The U.S. Government was a big customer of Carco, with large facilities using his products in China Lake and Point Magu for the Navy; in Huntsville, Alabama, for the Army; and at Elgin Air Force Base in Florida for the Air Force. These devices manufactured by John and his company, Carco, would cost the client between $300,000 and $3,000,000 per unit. Carco produced and sold over 500 of them. Carco had to send out its own highly skilled employees with each device to install it properly at the client’s facility. John took part in system design, installation, test, and sales. When asked how many trips he made to Paris, France, he replied, “One hundred or more. And to Tokyo, Japan, 75 or more.”

In October of 1984, John was on a business trip for Carco in south India when Prime Minister Indira Gandhi was assassinated by two of her own bodyguards. The government stopped all transportation—except walking—for several days.

John served as the President of Carco almost into his 80s, when the Board of Directors suggested he was getting old and they had a potential CEO who would expand the company tenfold. John agreed, and they bought back his stock in the company. They asked him to come back as a consultant, but sadly, after a short time, Carco filed for bankruptcy. In 2005, Carco ceased to exist and a bankruptcy court auctioned off its assets to a competitor Acutronic USA, Inc. John’s illustrious career continued however, because Ideal Aerosmith of East Grand Forks, Minnesota, hired many former Carco employees and John became Manager of the Hudraulic Simulators Division. Today, John remains as active participant in the Menlo Park facility of Ideal Aerosmith.

The November, 2005, Cessna Pilots Association newsletter reports that John received The Wright Brothers “Master Pilot” award by the FAA. It was given in recognition for his 65 years as a pilot and in appreciation for his service, technical expertise, professionalism, and outstanding contributions that have furthered the cause of aviation safety. The prestigious award was presented at an Air Safety Foundation seminar on September 20, 2005.

I had the opportunity to visit John’s radio shack and to view his original logbook that clearly shows his first QSO of March 6, 1934. He currently uses an Icom 2at handheld VHF radio when traveling around the area. At his stately home in the Atherton area, John has a Heathkit model HX-10 Marauder transceiver with a coiled tuner on the wall with a ladder line feeder. I also noted a 1957 ARRL radio amateur’s handbook on the desk. John maintains his membership in both the ARRL and the QCWA.

All four of John’s children have Baltimore as their birthplace. The oldest, John M. Carter, Jr., came into the world in 1943. He graduated from Cal Poly in San Luis Obispo, California, with a degree in Aeronautical Engineering. He served as a navigator in the F4 phantoms in Vietnam, where he earned a Distinguished Flying Cross from the Navy. He currently flies for NetJets out of Columbus, Ohio. John’s daughter, Helen Jennings, born in 1946, also graduated from Cal Poly, where she won the Poly Royal Queen award. She has enjoyed a career as a schoolteacher and a math leader.
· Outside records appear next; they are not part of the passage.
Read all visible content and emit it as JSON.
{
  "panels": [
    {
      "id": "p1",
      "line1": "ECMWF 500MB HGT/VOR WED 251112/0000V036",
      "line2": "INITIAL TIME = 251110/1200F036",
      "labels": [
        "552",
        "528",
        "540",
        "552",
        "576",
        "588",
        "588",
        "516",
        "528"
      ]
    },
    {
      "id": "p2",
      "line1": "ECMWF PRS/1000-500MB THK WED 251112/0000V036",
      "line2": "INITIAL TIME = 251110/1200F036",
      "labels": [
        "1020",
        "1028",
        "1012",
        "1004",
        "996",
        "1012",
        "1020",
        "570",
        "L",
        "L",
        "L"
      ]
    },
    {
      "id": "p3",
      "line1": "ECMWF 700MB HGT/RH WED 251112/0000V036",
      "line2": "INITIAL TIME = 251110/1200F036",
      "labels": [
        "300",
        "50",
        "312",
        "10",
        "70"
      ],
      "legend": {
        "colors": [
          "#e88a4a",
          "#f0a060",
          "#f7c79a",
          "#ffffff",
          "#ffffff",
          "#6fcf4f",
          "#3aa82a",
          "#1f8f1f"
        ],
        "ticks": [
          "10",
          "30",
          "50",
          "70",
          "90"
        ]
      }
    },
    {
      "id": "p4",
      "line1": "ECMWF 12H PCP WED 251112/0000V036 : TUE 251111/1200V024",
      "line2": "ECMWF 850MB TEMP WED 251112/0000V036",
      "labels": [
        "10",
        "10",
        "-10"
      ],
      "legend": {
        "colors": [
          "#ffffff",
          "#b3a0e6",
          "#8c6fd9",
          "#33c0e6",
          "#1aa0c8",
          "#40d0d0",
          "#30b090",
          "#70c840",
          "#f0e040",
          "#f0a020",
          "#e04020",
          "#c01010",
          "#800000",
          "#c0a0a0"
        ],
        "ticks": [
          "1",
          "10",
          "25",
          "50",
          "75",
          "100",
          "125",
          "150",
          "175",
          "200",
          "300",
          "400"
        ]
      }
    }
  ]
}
 In 1949, Hugh was born. He graduated from San Jose State University with a degree in business. He lives in Newark, California. It was a proud day for John, as CEO, when Hugh succeeded John as the President of Carco, but Hugh moved on to become a project manager for HSQ Technology, Inc. in Hayward, California, where he is still employed.

The youngest child was born in 1950. Tom became a tennis champion at the University of Idaho, where he earned the Bachelor of Arts degree in Psychology. In graduate schools, he earned masters and doctoral degrees. He now serves as a Baptist pastor in Dinuba, California.

John has ten grandchildren, two great-grandchildren, and a very supportive and understanding wife, who is the love of his life.